Cultural Anthropology

Spring, 2001
J. Bilmes

Cultural anthropology deals with the nature of human life in the social and material world. It examines the great variety of ways in which human groups have come to terms with, modified, and even created their physical and social, natural and supernatural environments, and the ways in which people endow their lives and their world with meaning and order.

If the object of a liberal arts education is to open the mind to new ways of seeing and thinking, there is no more central course in the liberal arts curriculum than cultural anthropology. On every subject and issue, it enables one to consider the possibility of other perspectives and frees one from cultural constraints on thought and valuation. The basic objectives of the introductory course are:

1. Convey the major interests, issues, methods, theories, and findings of the field of cultural anthropology, i.e., introduce students to the discipline.

2. Develop the student's capacity to understand and appreciate other ways of living and thinking. In this, cultural anthropology is analogous to music or art appreciation.
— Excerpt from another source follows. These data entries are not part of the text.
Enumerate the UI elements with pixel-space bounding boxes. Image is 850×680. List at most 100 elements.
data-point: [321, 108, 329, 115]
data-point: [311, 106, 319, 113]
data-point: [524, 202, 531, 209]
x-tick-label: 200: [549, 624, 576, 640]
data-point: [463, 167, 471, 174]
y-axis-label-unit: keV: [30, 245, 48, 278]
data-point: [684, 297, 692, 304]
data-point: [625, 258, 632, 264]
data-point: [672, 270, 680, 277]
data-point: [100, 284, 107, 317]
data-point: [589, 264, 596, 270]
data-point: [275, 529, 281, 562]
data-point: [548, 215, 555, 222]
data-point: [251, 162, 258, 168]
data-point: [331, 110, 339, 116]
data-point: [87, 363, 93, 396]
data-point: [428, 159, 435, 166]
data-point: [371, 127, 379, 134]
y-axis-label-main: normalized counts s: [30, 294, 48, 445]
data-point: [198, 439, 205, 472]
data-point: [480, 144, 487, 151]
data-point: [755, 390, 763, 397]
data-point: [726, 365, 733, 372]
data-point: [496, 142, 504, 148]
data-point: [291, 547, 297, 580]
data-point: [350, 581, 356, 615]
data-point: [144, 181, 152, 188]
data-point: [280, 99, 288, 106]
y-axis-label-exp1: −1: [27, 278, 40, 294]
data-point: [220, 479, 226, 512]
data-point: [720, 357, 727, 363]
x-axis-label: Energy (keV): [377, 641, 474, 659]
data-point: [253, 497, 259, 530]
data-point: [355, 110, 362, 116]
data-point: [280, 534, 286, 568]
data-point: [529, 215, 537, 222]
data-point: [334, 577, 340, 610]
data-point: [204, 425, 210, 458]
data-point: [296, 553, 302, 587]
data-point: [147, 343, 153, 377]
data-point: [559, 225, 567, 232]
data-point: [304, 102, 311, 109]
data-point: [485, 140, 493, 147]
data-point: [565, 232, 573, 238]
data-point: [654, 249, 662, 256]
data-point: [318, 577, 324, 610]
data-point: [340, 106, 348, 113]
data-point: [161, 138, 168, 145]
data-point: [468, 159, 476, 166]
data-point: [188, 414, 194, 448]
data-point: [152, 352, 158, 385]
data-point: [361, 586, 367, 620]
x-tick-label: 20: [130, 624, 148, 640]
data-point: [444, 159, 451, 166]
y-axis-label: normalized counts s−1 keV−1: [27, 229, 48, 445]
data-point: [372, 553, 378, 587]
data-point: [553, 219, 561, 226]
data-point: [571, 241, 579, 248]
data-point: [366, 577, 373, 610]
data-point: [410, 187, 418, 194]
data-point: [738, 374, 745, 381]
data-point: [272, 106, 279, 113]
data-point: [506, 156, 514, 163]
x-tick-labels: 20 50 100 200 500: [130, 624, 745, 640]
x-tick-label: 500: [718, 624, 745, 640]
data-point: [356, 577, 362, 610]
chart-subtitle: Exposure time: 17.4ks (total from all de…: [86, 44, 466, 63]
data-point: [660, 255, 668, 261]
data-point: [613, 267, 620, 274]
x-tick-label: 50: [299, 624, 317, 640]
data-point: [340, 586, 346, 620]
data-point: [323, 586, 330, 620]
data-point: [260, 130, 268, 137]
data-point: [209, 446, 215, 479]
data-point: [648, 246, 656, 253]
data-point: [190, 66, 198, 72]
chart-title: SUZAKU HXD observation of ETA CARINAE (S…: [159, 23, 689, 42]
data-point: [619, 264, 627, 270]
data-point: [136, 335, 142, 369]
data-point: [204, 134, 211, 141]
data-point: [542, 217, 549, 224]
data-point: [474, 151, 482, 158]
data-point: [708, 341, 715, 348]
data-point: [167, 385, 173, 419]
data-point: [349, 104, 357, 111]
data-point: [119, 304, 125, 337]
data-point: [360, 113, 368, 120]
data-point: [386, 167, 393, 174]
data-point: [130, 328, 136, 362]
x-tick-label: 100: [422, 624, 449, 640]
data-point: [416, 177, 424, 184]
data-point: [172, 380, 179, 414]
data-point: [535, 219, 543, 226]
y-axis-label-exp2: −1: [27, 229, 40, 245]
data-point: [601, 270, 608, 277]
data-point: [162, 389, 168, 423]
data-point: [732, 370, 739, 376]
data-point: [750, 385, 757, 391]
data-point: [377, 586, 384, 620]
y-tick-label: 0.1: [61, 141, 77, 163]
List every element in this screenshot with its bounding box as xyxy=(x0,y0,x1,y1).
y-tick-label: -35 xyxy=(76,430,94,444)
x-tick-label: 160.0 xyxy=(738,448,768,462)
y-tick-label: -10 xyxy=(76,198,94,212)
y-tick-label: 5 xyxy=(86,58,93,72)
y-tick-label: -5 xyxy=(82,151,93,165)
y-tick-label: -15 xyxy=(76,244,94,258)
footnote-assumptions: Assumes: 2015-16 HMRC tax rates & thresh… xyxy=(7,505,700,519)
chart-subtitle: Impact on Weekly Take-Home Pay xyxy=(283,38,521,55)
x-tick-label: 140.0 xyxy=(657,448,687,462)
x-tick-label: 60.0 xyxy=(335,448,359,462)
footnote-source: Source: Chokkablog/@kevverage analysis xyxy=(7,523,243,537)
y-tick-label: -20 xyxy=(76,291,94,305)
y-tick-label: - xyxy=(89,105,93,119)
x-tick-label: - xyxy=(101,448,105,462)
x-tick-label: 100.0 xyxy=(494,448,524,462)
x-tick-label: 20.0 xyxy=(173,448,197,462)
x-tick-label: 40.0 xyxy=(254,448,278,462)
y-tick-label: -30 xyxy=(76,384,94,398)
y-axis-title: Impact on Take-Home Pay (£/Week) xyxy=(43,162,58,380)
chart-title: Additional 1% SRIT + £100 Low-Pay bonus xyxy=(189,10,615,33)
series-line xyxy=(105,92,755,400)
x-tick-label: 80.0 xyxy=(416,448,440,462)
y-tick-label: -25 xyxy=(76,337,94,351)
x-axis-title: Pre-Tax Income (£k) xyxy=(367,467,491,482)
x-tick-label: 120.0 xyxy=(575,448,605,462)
It teaches appreciation for the aesthetic qualities of human cultures, for their complexity, capacity to generate meaning for members, and ability to organize human life in specific environments.

3. Demonstrate how to use anthropology to think about topics and issues. This is arguably the most important function of the course.

4. Convey something of the anthropological experience. At the core of professional anthropological training is the transforming experience of fieldwork in another culture. Anthropology is a lived discipline, and in conveying a sense of the experience of fieldwork a unique dimension of meaning is added to the intellectual endeavor.

The course will be based largely on a series of "modules." A module is an integrated set of discussion exercises, films, lectures, and written assignments on a topic, such as marriage; food,body, and self; or belif systems. Texts for the course will consist of two general ethnographies (an ethnography is a description of a culture)--Yanomamo by N. Chagnon, and The Balinese by S. Lansing--one "specialized" ethnography--Body, Self, and Society: The View from Fiji by A. E. Becker--and a collection of anthropologist-in-the-field stories--The Naked Anthropologist edited by P. DeVita.